From touting spurious links between vaccines and autism to portraying people with mental illness as violent, the media too often showcase misinformation about psychology and mental health, said Danny Wedding, PhD, president of Div. 46 (Media).
"The signs, symptoms and presentation of mental illness are routinely misrepresented in the media, and it is extremely gratifying when reporters get it right," said Wedding. "Accurate reporting about mental illness and the challenges faced by people coping with mental illness will help reduce the stigma associated with these disorders."
To encourage and recognize those who strive to report the facts, the division presented its News Media Recognition Award to Carolyn Abraham of the The Globe and Mail and Nancy Shute of US News & World Report.
Abraham has covered areas including mental health, genetics and stem cell research for Canada's largest daily newspaper for 11 years.

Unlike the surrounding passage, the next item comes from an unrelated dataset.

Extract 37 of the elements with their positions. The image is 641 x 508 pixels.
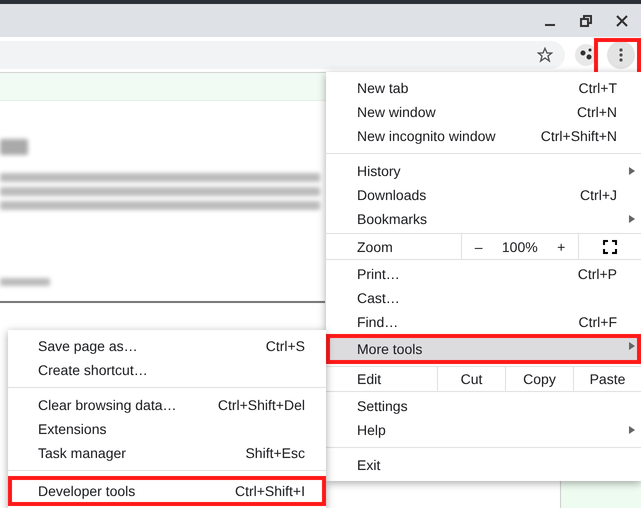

With a multimedia series called "Breakdown," Abraham followed a successful account executive through weeks of group therapy for social anxiety disorder. This story is typical of Abraham's work in that it enhanced the public's knowledge of mental illness and psychological research, Wedding said.
Shute writes the US News & World Report blog OnParenting, which covers mental health, behavioral issues and psychological research among other topics. She's tackled subjects such as cognitive behavioral therapy for teens with depression and the importance of protecting children from bullying.